Femme malienne, pilier social et financier de la famille

Au Mali, dans un passé lointain, les tâches dans la famille étaient très bien reparties. Ainsi les femmes s’occupaient du ménage et les hommes apportaient ce qu’il faut pour prendre la famille en charge. Mais avec l’évolution du temps et des mœurs, les choses ont changé. Et ils ont pris compris que l’un peut faire le travail de l’autre et vice-versa. Ainsi instruite ou pas, citadine ou rurale, la femme malienne est de plus en plus entreprenante dans tous les domaines d’activités. Cependant, force est de reconnaître qu’il y a encore des pesanteurs socioculturelles qui entravent sa promotion dans certains secteurs, ainsi que son autonomisation financière.

Le constat est que, comme les hommes, chaque année, le nombre de femmes diplômées augmente. Cependant, elles restent cantonnées le plus souvent dans les secteurs informels. En effet, malgré leur haute lutte pour l’égalité des genres, le taux des femmes fonctionnaires reste très faible par rapport à celui des hommes.

Et le plus souvent, elles sont victimes de stigmatisation par les hommes qui refusent leur épanouissement professionnel.
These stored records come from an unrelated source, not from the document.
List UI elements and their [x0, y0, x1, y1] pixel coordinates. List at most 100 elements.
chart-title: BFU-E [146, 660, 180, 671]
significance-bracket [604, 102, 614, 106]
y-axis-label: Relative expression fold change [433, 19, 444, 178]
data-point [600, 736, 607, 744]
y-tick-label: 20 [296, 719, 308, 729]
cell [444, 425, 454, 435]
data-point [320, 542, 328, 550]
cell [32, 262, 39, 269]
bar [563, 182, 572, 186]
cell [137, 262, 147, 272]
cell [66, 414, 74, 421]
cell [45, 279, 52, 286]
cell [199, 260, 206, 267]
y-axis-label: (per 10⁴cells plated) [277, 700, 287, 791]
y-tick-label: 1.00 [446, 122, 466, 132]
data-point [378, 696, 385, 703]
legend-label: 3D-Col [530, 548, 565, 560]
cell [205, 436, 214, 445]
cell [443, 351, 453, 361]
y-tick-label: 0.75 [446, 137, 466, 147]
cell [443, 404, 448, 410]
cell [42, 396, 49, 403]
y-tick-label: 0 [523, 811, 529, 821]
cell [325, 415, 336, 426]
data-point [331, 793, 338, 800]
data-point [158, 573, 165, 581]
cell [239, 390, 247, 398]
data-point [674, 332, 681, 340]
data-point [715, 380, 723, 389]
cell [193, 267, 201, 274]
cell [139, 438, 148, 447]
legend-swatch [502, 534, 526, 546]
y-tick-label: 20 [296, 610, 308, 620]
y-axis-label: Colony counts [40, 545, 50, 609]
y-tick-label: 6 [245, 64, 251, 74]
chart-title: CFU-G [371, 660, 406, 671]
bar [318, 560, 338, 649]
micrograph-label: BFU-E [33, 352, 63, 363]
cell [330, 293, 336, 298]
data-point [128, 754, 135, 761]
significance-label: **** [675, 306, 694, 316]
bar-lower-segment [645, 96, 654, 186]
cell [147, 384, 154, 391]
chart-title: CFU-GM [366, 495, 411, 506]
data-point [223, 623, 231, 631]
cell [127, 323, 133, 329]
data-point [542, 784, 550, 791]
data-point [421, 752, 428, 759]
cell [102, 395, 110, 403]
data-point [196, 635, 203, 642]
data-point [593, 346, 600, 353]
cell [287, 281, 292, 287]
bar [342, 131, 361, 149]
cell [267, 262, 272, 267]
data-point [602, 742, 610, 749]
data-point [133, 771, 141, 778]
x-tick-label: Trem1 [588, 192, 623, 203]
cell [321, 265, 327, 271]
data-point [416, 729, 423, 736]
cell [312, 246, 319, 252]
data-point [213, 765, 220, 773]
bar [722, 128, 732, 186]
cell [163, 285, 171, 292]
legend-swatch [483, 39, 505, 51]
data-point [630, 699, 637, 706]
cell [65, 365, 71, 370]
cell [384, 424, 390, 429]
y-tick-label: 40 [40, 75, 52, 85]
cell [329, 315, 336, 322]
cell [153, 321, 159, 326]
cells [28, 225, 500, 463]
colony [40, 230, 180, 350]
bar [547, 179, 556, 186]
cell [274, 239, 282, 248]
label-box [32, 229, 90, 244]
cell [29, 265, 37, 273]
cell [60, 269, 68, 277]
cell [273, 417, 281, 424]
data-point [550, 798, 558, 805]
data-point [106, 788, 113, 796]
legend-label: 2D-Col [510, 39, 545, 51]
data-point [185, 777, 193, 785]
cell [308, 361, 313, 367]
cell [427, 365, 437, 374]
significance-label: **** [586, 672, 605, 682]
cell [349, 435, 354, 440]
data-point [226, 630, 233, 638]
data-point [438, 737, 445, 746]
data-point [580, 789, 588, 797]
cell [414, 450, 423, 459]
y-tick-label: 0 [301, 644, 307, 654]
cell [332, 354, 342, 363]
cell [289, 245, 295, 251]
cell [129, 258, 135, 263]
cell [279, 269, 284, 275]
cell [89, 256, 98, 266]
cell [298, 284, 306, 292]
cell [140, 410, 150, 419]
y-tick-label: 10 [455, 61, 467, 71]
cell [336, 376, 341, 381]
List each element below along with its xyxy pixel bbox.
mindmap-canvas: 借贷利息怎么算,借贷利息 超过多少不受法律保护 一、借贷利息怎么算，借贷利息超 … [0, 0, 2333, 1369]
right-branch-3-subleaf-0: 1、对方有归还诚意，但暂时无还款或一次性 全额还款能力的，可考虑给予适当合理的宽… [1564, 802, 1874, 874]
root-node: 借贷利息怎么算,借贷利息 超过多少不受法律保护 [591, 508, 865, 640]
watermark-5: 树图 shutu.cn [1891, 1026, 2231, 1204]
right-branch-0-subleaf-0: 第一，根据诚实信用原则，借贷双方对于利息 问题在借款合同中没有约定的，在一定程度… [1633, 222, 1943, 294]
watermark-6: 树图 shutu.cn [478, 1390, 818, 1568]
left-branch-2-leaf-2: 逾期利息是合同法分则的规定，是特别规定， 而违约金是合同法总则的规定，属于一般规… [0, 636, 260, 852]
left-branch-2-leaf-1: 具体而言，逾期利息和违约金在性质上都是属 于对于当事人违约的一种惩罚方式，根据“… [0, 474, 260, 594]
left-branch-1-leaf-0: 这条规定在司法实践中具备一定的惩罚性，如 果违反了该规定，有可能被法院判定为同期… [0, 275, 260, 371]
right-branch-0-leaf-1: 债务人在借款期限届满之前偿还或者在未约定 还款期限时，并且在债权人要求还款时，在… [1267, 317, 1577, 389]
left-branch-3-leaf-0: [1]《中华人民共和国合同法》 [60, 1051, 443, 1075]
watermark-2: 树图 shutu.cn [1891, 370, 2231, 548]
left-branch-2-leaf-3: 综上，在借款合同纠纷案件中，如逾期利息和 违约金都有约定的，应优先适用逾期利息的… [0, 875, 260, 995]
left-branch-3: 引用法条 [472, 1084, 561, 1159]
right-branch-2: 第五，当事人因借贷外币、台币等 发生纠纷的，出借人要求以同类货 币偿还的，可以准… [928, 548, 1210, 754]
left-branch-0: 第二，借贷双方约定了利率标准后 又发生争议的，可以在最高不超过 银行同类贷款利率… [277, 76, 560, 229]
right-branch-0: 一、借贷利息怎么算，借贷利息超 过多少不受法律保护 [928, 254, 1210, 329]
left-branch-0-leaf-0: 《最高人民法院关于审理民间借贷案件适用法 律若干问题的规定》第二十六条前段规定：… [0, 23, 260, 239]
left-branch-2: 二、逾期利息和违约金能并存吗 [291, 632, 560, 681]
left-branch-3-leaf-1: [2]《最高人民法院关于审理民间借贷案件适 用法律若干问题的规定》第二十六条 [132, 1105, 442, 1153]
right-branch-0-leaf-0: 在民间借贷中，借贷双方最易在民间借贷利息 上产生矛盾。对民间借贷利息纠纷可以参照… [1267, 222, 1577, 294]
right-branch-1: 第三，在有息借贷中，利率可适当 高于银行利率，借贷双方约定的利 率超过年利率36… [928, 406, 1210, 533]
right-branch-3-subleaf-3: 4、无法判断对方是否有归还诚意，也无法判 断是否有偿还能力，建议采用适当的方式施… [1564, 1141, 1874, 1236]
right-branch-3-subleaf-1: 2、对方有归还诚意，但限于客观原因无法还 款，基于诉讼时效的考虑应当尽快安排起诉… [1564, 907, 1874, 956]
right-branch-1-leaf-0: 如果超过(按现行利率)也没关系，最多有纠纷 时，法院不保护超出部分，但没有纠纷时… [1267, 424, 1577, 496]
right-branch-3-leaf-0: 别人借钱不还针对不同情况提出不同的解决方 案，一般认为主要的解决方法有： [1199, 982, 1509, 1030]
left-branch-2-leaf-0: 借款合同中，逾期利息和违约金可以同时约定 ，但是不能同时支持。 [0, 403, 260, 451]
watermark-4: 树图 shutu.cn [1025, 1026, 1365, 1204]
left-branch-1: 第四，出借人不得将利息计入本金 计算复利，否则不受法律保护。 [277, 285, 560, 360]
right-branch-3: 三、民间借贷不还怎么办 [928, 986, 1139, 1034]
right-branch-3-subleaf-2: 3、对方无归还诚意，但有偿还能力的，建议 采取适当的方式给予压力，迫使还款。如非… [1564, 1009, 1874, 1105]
« Je suis une femme au foyer, ayant fait des études de comptabilité et travaillé pendant un an avant mon mariage. Et juste après le mariage, mon mari n’a pas voulu que je retourne au travail et depuis je suis là, avec de temps en temps des petits problèmes financiers qui font leur apparition dans notre couple. J’ai donc décidé de faire un petit commerce pour aider la famille. Aujourd’hui, je suis fière de moi et mon mari l’est aussi », raconte KB, commerçante au Golf, du quartier Baco-Djicoroni, en CV du District de Bamako.

A l’instar de la dame KB, elles sont très nombreuses les femmes maliennes qui sont cheffes de famille ou contribuent largement dans la prise en charges des dépenses de la famille.

Même si, dans la plupart des ménages, les rôles socialement prescrits imposent aux femmes la quasi-intégralité des tâches domestiques et des soins aux enfants. Une réalité évidente, pas facile pour la femme malienne rurale ou urbaine qui concilie champs et tâches domestiques. Mais elles y arrivent.

« Nous sommes obligées, c’est ce que nous connaissons, nos mamans l’ont fait pourquoi pas nous ? Ma mère était enseignante et à leur époque, le phénomène des bonnes n’était pas populaire. Nous prenons exemple sur elles. Les contraintes familiales et professionnelles deviennent la routine », a-t-elle conclut.